En un remoto paraje vivía
una familia. La madre era un erizo llamada Pinchos, el hijo mayor era un lindo
pavo real llamado Azulón, por el color
predominante de su lindo plumaje y el hijo pequeño era un bonito pollito
al que llamaban Plumín y tenía un tacto tan suave y tanta ternura que muchos
habitantes gustaban acariciarle. En cuanto al padre había fallecido hacía
algunos años de una extraña enfermedad que lo fue consumiendo poco a poco.
Plumin tenía mucha ternura y
cariño para compartir, pero pinchos era muy arisca, agresiva y sus pinchos no
permitían el acercamiento del más pequeño, que ya lo había intentado y llevaba
el cuerpecito lleno de cicatrices. Llegó un momento en el que dejó de acercarse
pues el dolor que le producía el cuerpo de su madre era inaguantable. Llevaba
todo su cuerpecito lleno de densas costras, porque aunque él la evitaba, ella
se le acercaba, pero no para abrazarle sino para gritarle y esos voceríos le
herían de la misma forma que lo hacían los pinchos, así que cada vez sus
costras se hacían más duras para poder resistir tanto dolor. El cuerpecito de
Plumín que había sido de un tacto muy suave se fue volviendo como una coraza y
fue creciendo y cada vez se hacía con una coraza más resistente, para evitar el
dolor.
Desde luego
no sentía dolor, pero también sentía el peso de esa densa coraza, pero un día
bañándose en unas famosas aguas termales, con propiedades medicinales, las
costras se reblandecieron por la temperatura del agua y poco a poco dejaron las
heridas al descubierto y en un momento dado volvieron a sangrar y el agua se
tornó roja, muy roja, de un rojo vivo y limpio. Notaba que el dolor acumulado
durante tantos años le iba abandonando circulando con la sangre que sus heridas
desprendían, pero al mismo tiempo sentía que también la vida le abandonaba
lentamente. Llegó un momento que quedó exhausto tendido boca arriba, flotando
en el agua y sus ojitos desprendieron alguna lágrima antes de cerrarse poquito
a poco. Flotaba sobre las aguas medicinales y parecía un cuerpo inerte, vacío,
parecía que habían desahuciado la vida de allí dentro. Por allí paseaba una
niña jugando con un perro y al mirar el agua le vio. Se metió en el agua y ya
cerca colocó sus manos por debajo del cuerpo del pollito y lo sacó del agua.
Estaba lleno de pequeños agujeritos rojizos por donde la vida se le escapaba.

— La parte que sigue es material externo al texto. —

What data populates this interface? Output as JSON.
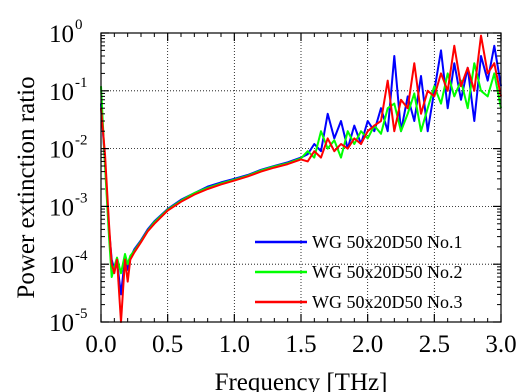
{
  "chart_data": {
    "type": "line",
    "xlabel": "Frequency [THz]",
    "ylabel": "Power extinction ratio",
    "xlim": [
      0.0,
      3.0
    ],
    "ylim": [
      1e-05,
      1
    ],
    "yscale": "log",
    "grid": true,
    "legend_position": "bottom-right",
    "x_ticks": [
      "0.0",
      "0.5",
      "1.0",
      "1.5",
      "2.0",
      "2.5",
      "3.0"
    ],
    "y_ticks": [
      {
        "base": "10",
        "exp": "-5"
      },
      {
        "base": "10",
        "exp": "-4"
      },
      {
        "base": "10",
        "exp": "-3"
      },
      {
        "base": "10",
        "exp": "-2"
      },
      {
        "base": "10",
        "exp": "-1"
      },
      {
        "base": "10",
        "exp": "0"
      }
    ],
    "series": [
      {
        "name": "WG 50x20D50 No.1",
        "color": "#0000ff",
        "x": [
          0.0,
          0.03,
          0.06,
          0.08,
          0.1,
          0.12,
          0.15,
          0.18,
          0.2,
          0.22,
          0.25,
          0.3,
          0.35,
          0.4,
          0.5,
          0.6,
          0.7,
          0.8,
          0.9,
          1.0,
          1.1,
          1.2,
          1.3,
          1.4,
          1.5,
          1.55,
          1.6,
          1.65,
          1.7,
          1.75,
          1.8,
          1.85,
          1.9,
          1.95,
          2.0,
          2.05,
          2.1,
          2.15,
          2.2,
          2.25,
          2.3,
          2.35,
          2.4,
          2.45,
          2.5,
          2.55,
          2.6,
          2.65,
          2.7,
          2.75,
          2.8,
          2.85,
          2.9,
          2.95,
          3.0
        ],
        "y": [
          0.06,
          0.006,
          0.0004,
          0.00012,
          8e-05,
          0.00011,
          3e-05,
          0.00013,
          8e-05,
          0.00013,
          0.00018,
          0.00026,
          0.0004,
          0.00055,
          0.0009,
          0.0013,
          0.0017,
          0.0022,
          0.0026,
          0.003,
          0.0035,
          0.0043,
          0.005,
          0.0058,
          0.007,
          0.008,
          0.012,
          0.009,
          0.04,
          0.015,
          0.03,
          0.01,
          0.025,
          0.012,
          0.03,
          0.02,
          0.05,
          0.02,
          0.4,
          0.02,
          0.08,
          0.03,
          0.18,
          0.02,
          0.1,
          0.5,
          0.05,
          0.3,
          0.07,
          0.25,
          0.03,
          0.4,
          0.15,
          0.6,
          0.12
        ]
      },
      {
        "name": "WG 50x20D50 No.2",
        "color": "#00ff00",
        "x": [
          0.0,
          0.03,
          0.06,
          0.08,
          0.1,
          0.12,
          0.15,
          0.18,
          0.2,
          0.22,
          0.25,
          0.3,
          0.35,
          0.4,
          0.5,
          0.6,
          0.7,
          0.8,
          0.9,
          1.0,
          1.1,
          1.2,
          1.3,
          1.4,
          1.5,
          1.55,
          1.6,
          1.65,
          1.7,
          1.75,
          1.8,
          1.85,
          1.9,
          1.95,
          2.0,
          2.05,
          2.1,
          2.15,
          2.2,
          2.25,
          2.3,
          2.35,
          2.4,
          2.45,
          2.5,
          2.55,
          2.6,
          2.65,
          2.7,
          2.75,
          2.8,
          2.85,
          2.9,
          2.95,
          3.0
        ],
        "y": [
          0.12,
          0.005,
          0.0003,
          6e-05,
          9e-05,
          0.00013,
          7e-05,
          0.00015,
          0.0001,
          0.00014,
          0.00017,
          0.00025,
          0.00038,
          0.00053,
          0.00088,
          0.00125,
          0.0017,
          0.0021,
          0.0025,
          0.0029,
          0.0034,
          0.0042,
          0.0049,
          0.0056,
          0.0068,
          0.009,
          0.007,
          0.02,
          0.01,
          0.014,
          0.007,
          0.02,
          0.012,
          0.02,
          0.015,
          0.025,
          0.018,
          0.05,
          0.06,
          0.02,
          0.04,
          0.09,
          0.02,
          0.05,
          0.12,
          0.06,
          0.2,
          0.08,
          0.15,
          0.05,
          0.3,
          0.1,
          0.08,
          0.2,
          0.05
        ]
      },
      {
        "name": "WG 50x20D50 No.3",
        "color": "#ff0000",
        "x": [
          0.0,
          0.03,
          0.06,
          0.08,
          0.1,
          0.12,
          0.15,
          0.18,
          0.2,
          0.22,
          0.25,
          0.3,
          0.35,
          0.4,
          0.5,
          0.6,
          0.7,
          0.8,
          0.9,
          1.0,
          1.1,
          1.2,
          1.3,
          1.4,
          1.5,
          1.55,
          1.6,
          1.65,
          1.7,
          1.75,
          1.8,
          1.85,
          1.9,
          1.95,
          2.0,
          2.05,
          2.1,
          2.15,
          2.2,
          2.25,
          2.3,
          2.35,
          2.4,
          2.45,
          2.5,
          2.55,
          2.6,
          2.65,
          2.7,
          2.75,
          2.8,
          2.85,
          2.9,
          2.95,
          3.0
        ],
        "y": [
          0.05,
          0.008,
          0.0005,
          0.0001,
          7e-05,
          0.00012,
          1e-05,
          0.00012,
          5e-05,
          0.00012,
          0.00016,
          0.00024,
          0.00037,
          0.0005,
          0.00085,
          0.0012,
          0.0016,
          0.002,
          0.0024,
          0.0028,
          0.0033,
          0.004,
          0.0047,
          0.0054,
          0.0065,
          0.006,
          0.009,
          0.007,
          0.015,
          0.009,
          0.012,
          0.01,
          0.015,
          0.012,
          0.02,
          0.025,
          0.03,
          0.15,
          0.02,
          0.07,
          0.05,
          0.3,
          0.04,
          0.1,
          0.08,
          0.2,
          0.1,
          0.6,
          0.12,
          0.25,
          0.1,
          0.9,
          0.2,
          0.3,
          0.08
        ]
      }
    ]
  }
}
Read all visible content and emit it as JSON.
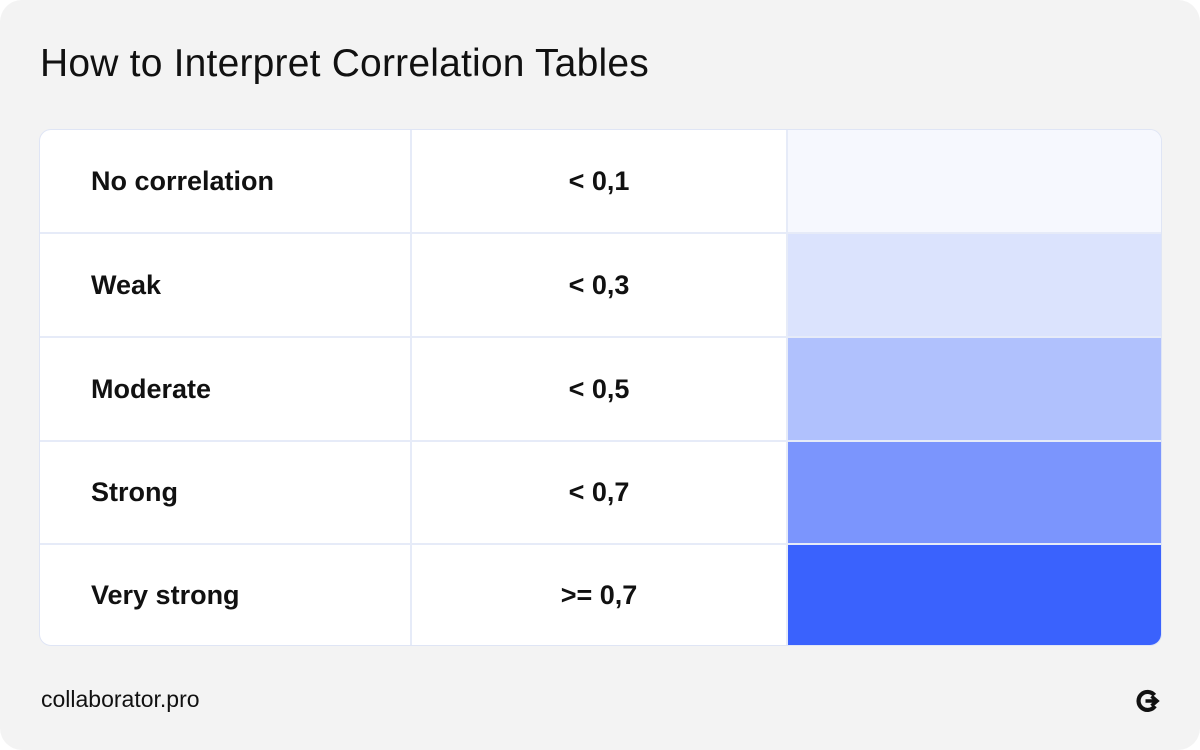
{
  "header": {
    "title": "How to Interpret Correlation Tables"
  },
  "table": {
    "rows": [
      {
        "label": "No correlation",
        "value": "< 0,1",
        "color": "#f6f8fe"
      },
      {
        "label": "Weak",
        "value": "< 0,3",
        "color": "#dbe3fd"
      },
      {
        "label": "Moderate",
        "value": "< 0,5",
        "color": "#b0c1fd"
      },
      {
        "label": "Strong",
        "value": "< 0,7",
        "color": "#7b95fd"
      },
      {
        "label": "Very strong",
        "value": ">= 0,7",
        "color": "#3a62fd"
      }
    ]
  },
  "footer": {
    "site": "collaborator.pro",
    "logo_icon": "collaborator-logo-icon"
  }
}
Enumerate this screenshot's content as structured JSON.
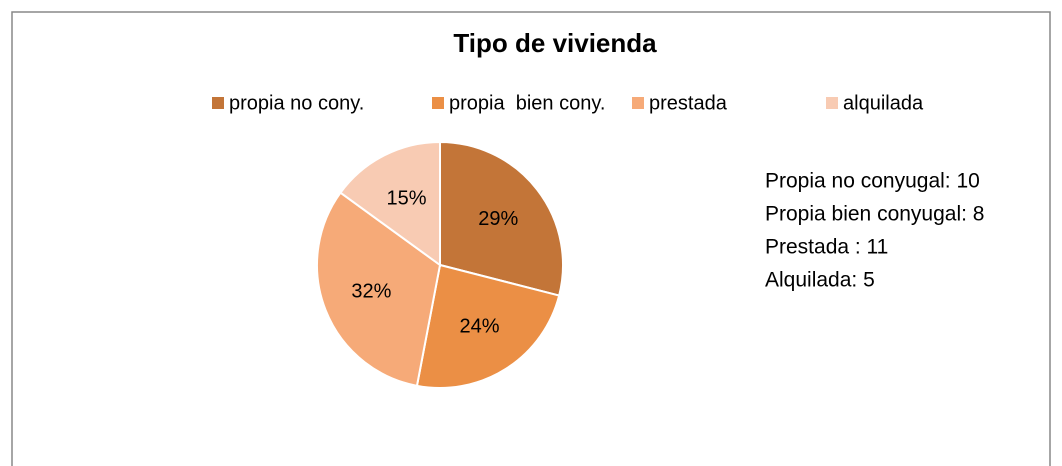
{
  "chart_data": {
    "type": "pie",
    "title": "Tipo de vivienda",
    "categories": [
      "propia no cony.",
      "propia  bien cony.",
      "prestada",
      "alquilada"
    ],
    "values": [
      29,
      24,
      32,
      15
    ],
    "value_labels": [
      "29%",
      "24%",
      "32%",
      "15%"
    ],
    "colors": [
      "#c37538",
      "#eb8f45",
      "#f6aa78",
      "#f8cbb3"
    ],
    "legend": "top",
    "annotations": [
      "Propia no conyugal: 10",
      "Propia bien conyugal: 8",
      "Prestada : 11",
      "Alquilada: 5"
    ]
  }
}
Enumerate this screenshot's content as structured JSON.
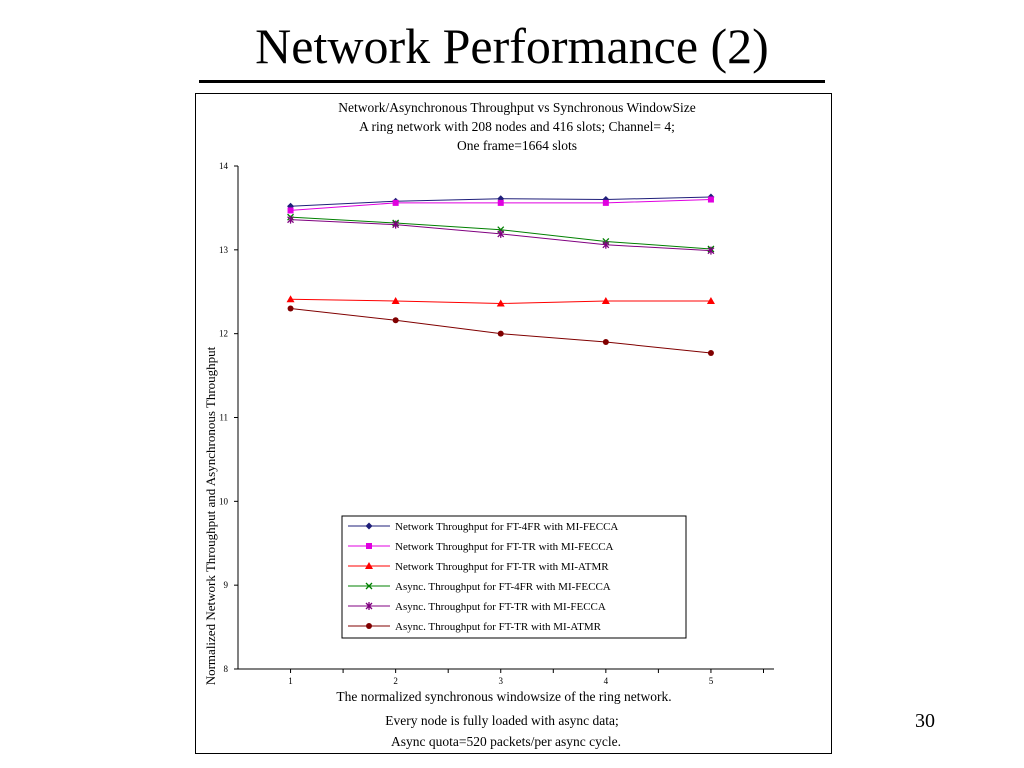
{
  "slide": {
    "title": "Network Performance (2)",
    "page_number": "30"
  },
  "chart_data": {
    "type": "line",
    "title_lines": [
      "Network/Asynchronous Throughput vs Synchronous WindowSize",
      "A ring network with 208 nodes and 416 slots; Channel= 4;",
      "One frame=1664 slots"
    ],
    "xlabel": "The normalized synchronous windowsize of the ring network.",
    "ylabel": "Normalized Network Throughput and Asynchronous Throughput",
    "footnote_lines": [
      "Every node is fully loaded with async data;",
      "Async quota=520 packets/per async cycle."
    ],
    "x": [
      1,
      2,
      3,
      4,
      5
    ],
    "xlim": [
      0.5,
      5.6
    ],
    "ylim": [
      8,
      14
    ],
    "xticks": [
      "1",
      "2",
      "3",
      "4",
      "5"
    ],
    "yticks": [
      "8",
      "9",
      "10",
      "11",
      "12",
      "13",
      "14"
    ],
    "grid": false,
    "legend_position": "lower-center",
    "series": [
      {
        "name": "Network Throughput for FT-4FR with MI-FECCA",
        "values": [
          13.52,
          13.58,
          13.61,
          13.6,
          13.63
        ],
        "color": "#1f1f7a",
        "marker": "diamond"
      },
      {
        "name": "Network Throughput for FT-TR with MI-FECCA",
        "values": [
          13.47,
          13.56,
          13.56,
          13.56,
          13.6
        ],
        "color": "#e000e0",
        "marker": "square"
      },
      {
        "name": "Network Throughput for FT-TR with MI-ATMR",
        "values": [
          12.41,
          12.39,
          12.36,
          12.39,
          12.39
        ],
        "color": "#ff0000",
        "marker": "triangle"
      },
      {
        "name": "Async. Throughput for FT-4FR with MI-FECCA",
        "values": [
          13.39,
          13.32,
          13.24,
          13.1,
          13.01
        ],
        "color": "#008000",
        "marker": "x"
      },
      {
        "name": "Async. Throughput for FT-TR with MI-FECCA",
        "values": [
          13.36,
          13.3,
          13.19,
          13.06,
          12.99
        ],
        "color": "#800080",
        "marker": "star"
      },
      {
        "name": "Async. Throughput for FT-TR with MI-ATMR",
        "values": [
          12.3,
          12.16,
          12.0,
          11.9,
          11.77
        ],
        "color": "#800000",
        "marker": "circle"
      }
    ]
  }
}
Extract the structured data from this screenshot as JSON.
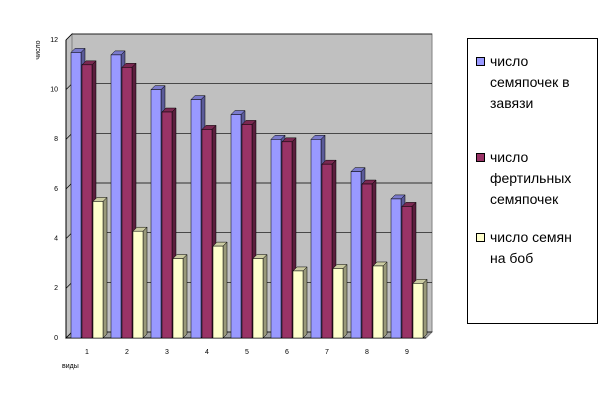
{
  "chart_data": {
    "type": "bar",
    "y_label": "число",
    "x_label": "виды",
    "categories": [
      "1",
      "2",
      "3",
      "4",
      "5",
      "6",
      "7",
      "8",
      "9"
    ],
    "series": [
      {
        "name": "число семяпочек в завязи",
        "color": "#9999ff",
        "values": [
          11.5,
          11.4,
          10.0,
          9.6,
          9.0,
          8.0,
          8.0,
          6.7,
          5.6
        ]
      },
      {
        "name": "число фертильных семяпочек",
        "color": "#993366",
        "values": [
          11.0,
          10.9,
          9.1,
          8.4,
          8.6,
          7.9,
          7.0,
          6.2,
          5.3
        ]
      },
      {
        "name": "число семян на боб",
        "color": "#ffffcc",
        "values": [
          5.5,
          4.3,
          3.2,
          3.7,
          3.2,
          2.7,
          2.8,
          2.9,
          2.2
        ]
      }
    ],
    "ylim": [
      0,
      12
    ],
    "yticks": [
      0,
      2,
      4,
      6,
      8,
      10,
      12
    ],
    "grid": true,
    "legend": "right"
  }
}
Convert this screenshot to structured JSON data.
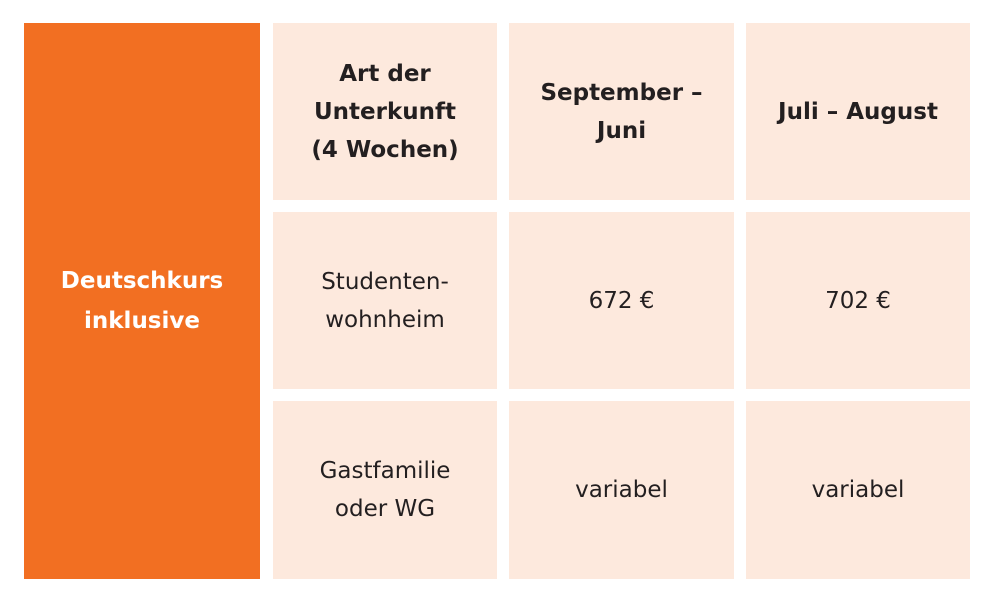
{
  "side_label": "Deutschkurs\ninklusive",
  "table": {
    "headers": [
      "Art der\nUnterkunft\n(4 Wochen)",
      "September – Juni",
      "Juli – August"
    ],
    "rows": [
      [
        "Studenten-\nwohnheim",
        "672 €",
        "702 €"
      ],
      [
        "Gastfamilie\noder WG",
        "variabel",
        "variabel"
      ]
    ]
  },
  "colors": {
    "accent": "#f26f22",
    "cell_background": "#fde9dd",
    "text": "#231f20"
  }
}
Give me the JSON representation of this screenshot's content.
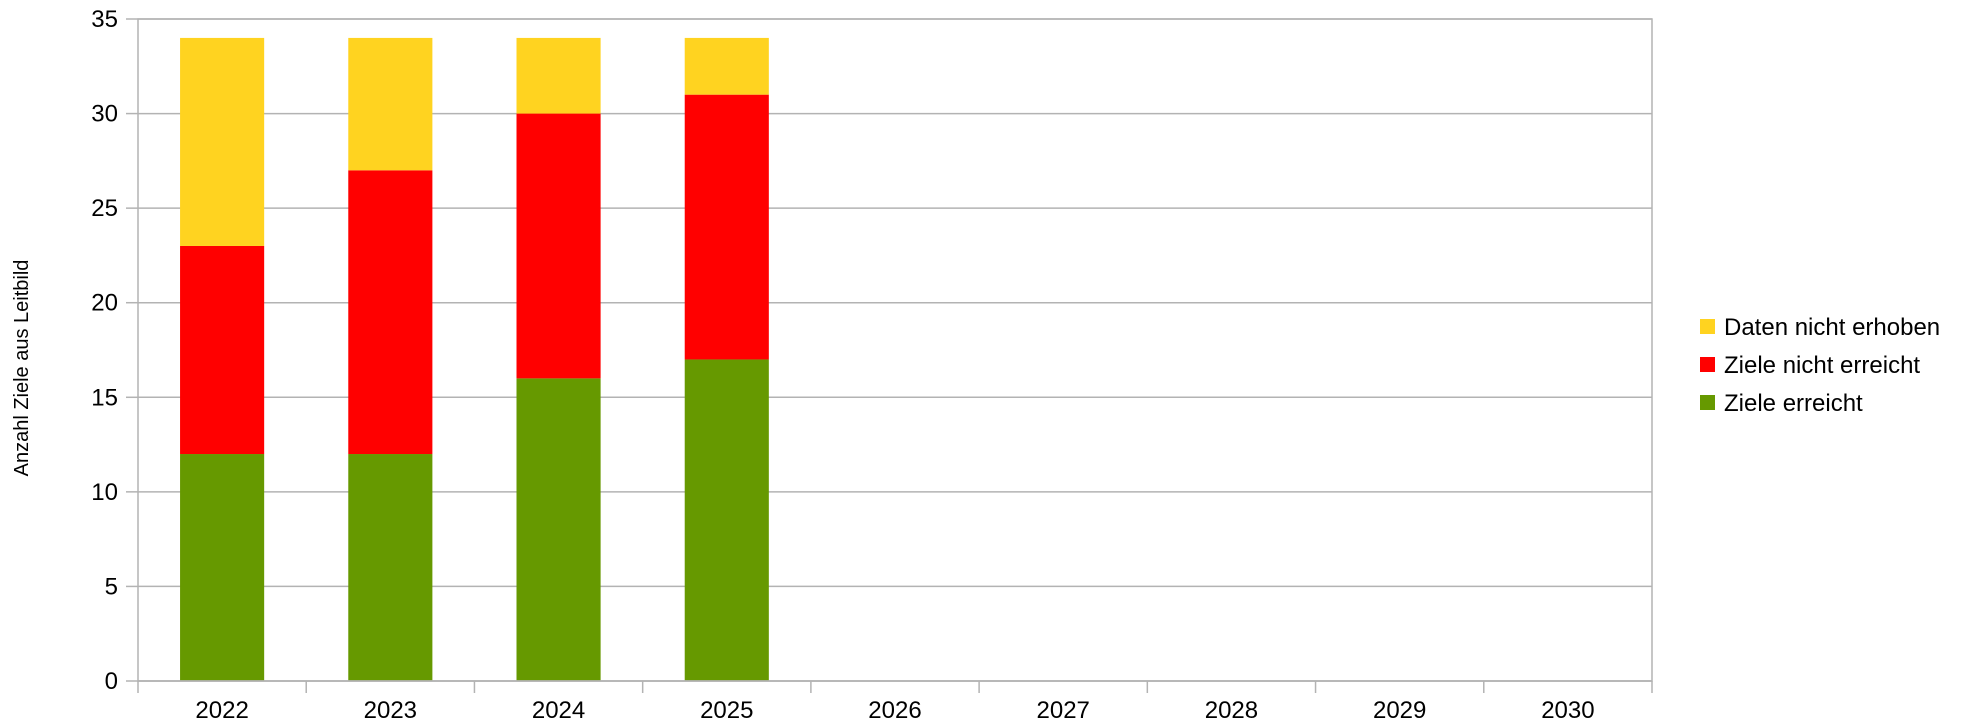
{
  "chart_data": {
    "type": "bar",
    "stacked": true,
    "title": "",
    "xlabel": "",
    "ylabel": "Anzahl Ziele aus Leitbild",
    "categories": [
      "2022",
      "2023",
      "2024",
      "2025",
      "2026",
      "2027",
      "2028",
      "2029",
      "2030"
    ],
    "yticks": [
      "0",
      "5",
      "10",
      "15",
      "20",
      "25",
      "30",
      "35"
    ],
    "ylim": [
      0,
      35
    ],
    "grid": true,
    "legend_position": "right",
    "series": [
      {
        "name": "Ziele erreicht",
        "color": "#669900",
        "values": [
          12,
          12,
          16,
          17,
          null,
          null,
          null,
          null,
          null
        ]
      },
      {
        "name": "Ziele nicht erreicht",
        "color": "#ff0000",
        "values": [
          11,
          15,
          14,
          14,
          null,
          null,
          null,
          null,
          null
        ]
      },
      {
        "name": "Daten nicht erhoben",
        "color": "#ffd320",
        "values": [
          11,
          7,
          4,
          3,
          null,
          null,
          null,
          null,
          null
        ]
      }
    ],
    "legend_order": [
      "Daten nicht erhoben",
      "Ziele nicht erreicht",
      "Ziele erreicht"
    ]
  }
}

Secó con sumo cuidado las plumas del animalito y lo acerco a su pecho para
darle calor. Luego de forma instintiva y también con mucha delicadeza fue
besando cada agujerito del pollito y la niña se sorprendió que sus besos
cerraban aquellas heridas y continuó besándolo amorosamente. Cuando terminó le
dio un beso a su cabecita y lo colocó cerca de su corazón, con la esperanza de
reanimarle. La niña se durmió y el perro que lo vio velaba por ellos. Cuando
despertó vio que Plumín estaba moviendo sus patitas y que su cuerpecito
empezaba a moverse. Poquito a poco abrió un ojito, como para inspeccionar y se
encontró con la mirada tierna de la niña, fue entonces cuando también se
decidió a abrir el otro ojito. La ternura que le ofreció había sanado todas las
heridas que le causó los pinchos maternos. Su cuerpecito necesitaba de la
medicinal ternura, ser acogido con calidez y proximidad y recibiendo todos
estos nutrientes se produjo la milagrosa curación. Con el tiempo Plumín recuperó la suavidad de su plumaje y también su sensibilidad se liberó.